# Universal-Rundle. What's The Story?



## Seven-Delta-FortyOne (Mar 5, 2011)

I'm pulling one out today (toilet). It works fine, just needs new tank hardware and gaskets. HO just wants to replace the whole thing.

I googled it, and it seems that they are not made anymore. Seems like decent quality. Are they?


----------



## Oconomowoc (Oct 13, 2011)

Seven-Delta-FortyOne said:


> I'm pulling one out today (toilet). It works fine, just needs new tank hardware and gaskets. HO just wants to replace the whole thing.
> 
> I googled it, and it seems that they are not made anymore. Seems like decent quality. Are they?

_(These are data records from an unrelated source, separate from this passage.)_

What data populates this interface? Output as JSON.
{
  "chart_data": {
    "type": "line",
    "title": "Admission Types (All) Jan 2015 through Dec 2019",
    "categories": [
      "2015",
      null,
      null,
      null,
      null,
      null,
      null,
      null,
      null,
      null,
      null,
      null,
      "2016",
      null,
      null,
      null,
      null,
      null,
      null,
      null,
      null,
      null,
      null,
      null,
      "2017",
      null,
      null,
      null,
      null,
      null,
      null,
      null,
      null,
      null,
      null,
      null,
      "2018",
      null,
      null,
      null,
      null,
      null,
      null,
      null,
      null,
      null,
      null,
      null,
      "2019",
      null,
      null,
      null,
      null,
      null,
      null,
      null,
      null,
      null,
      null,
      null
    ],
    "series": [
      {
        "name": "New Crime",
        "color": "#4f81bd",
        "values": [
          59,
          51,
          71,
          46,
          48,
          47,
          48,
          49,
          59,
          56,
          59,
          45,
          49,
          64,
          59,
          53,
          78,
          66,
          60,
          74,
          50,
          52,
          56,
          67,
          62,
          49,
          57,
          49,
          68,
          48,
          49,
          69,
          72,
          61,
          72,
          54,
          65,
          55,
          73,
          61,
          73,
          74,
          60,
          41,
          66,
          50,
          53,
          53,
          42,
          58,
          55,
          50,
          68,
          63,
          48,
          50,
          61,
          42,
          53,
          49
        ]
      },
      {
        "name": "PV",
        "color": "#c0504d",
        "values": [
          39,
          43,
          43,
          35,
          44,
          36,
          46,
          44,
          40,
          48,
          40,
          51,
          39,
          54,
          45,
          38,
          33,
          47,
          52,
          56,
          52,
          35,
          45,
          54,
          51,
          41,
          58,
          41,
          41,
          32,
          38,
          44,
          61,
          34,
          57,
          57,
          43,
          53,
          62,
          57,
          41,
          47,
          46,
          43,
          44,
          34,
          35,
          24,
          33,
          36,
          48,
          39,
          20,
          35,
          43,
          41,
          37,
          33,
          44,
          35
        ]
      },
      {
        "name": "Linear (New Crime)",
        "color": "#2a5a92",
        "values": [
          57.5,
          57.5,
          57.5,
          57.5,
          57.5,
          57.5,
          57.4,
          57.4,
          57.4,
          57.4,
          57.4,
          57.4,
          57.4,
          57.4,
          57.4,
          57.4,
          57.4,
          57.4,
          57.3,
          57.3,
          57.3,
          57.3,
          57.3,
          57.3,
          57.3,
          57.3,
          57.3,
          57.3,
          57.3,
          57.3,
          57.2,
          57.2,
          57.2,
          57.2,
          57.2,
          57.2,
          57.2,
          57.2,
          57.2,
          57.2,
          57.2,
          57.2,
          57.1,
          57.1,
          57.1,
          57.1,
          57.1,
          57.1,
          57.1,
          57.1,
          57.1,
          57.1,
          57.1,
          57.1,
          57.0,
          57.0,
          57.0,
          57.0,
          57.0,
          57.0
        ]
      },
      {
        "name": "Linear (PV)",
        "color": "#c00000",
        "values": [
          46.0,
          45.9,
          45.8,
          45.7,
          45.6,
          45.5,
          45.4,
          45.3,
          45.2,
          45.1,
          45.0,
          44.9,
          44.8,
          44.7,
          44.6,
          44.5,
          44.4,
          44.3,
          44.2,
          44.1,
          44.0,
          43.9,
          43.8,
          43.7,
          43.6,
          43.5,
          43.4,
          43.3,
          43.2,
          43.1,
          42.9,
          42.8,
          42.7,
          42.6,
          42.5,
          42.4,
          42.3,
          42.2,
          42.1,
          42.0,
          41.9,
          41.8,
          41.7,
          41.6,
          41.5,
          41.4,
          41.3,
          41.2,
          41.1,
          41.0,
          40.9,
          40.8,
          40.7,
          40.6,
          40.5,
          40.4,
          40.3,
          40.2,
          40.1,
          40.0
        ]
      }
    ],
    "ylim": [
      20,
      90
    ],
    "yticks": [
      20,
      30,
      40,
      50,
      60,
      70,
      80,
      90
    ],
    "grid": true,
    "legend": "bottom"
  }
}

At one time they were considered the best. I can still get parts for it.


----------



## KillerToiletSpider (May 27, 2007)

Seven-Delta-FortyOne said:


> I'm pulling one out today (toilet). It works fine, just needs new tank hardware and gaskets. HO just wants to replace the whole thing.
> 
> I googled it, and it seems that they are not made anymore. Seems like decent quality. Are they?


Universal Rundle was a second tier player in the plumbing fixture market because they did not offer cast iron fixtures, and though they were the innovator of fiberglass reinforced acrylic tubs and shower modules. In the 70's they were largely a dept. store brand and hardware chain brand, and re-branded product for Sears and Montgomery Ward, then jumped in early on in the home center market. They rode this through the early eighties and then sold out to Crane Fixture group and ceased to exist as a brand, and about a dozen years later Crane Fixture group was bought out by American Standard, though Crane fixtures still exist as a third line tier offering in the AS group of companies.


----------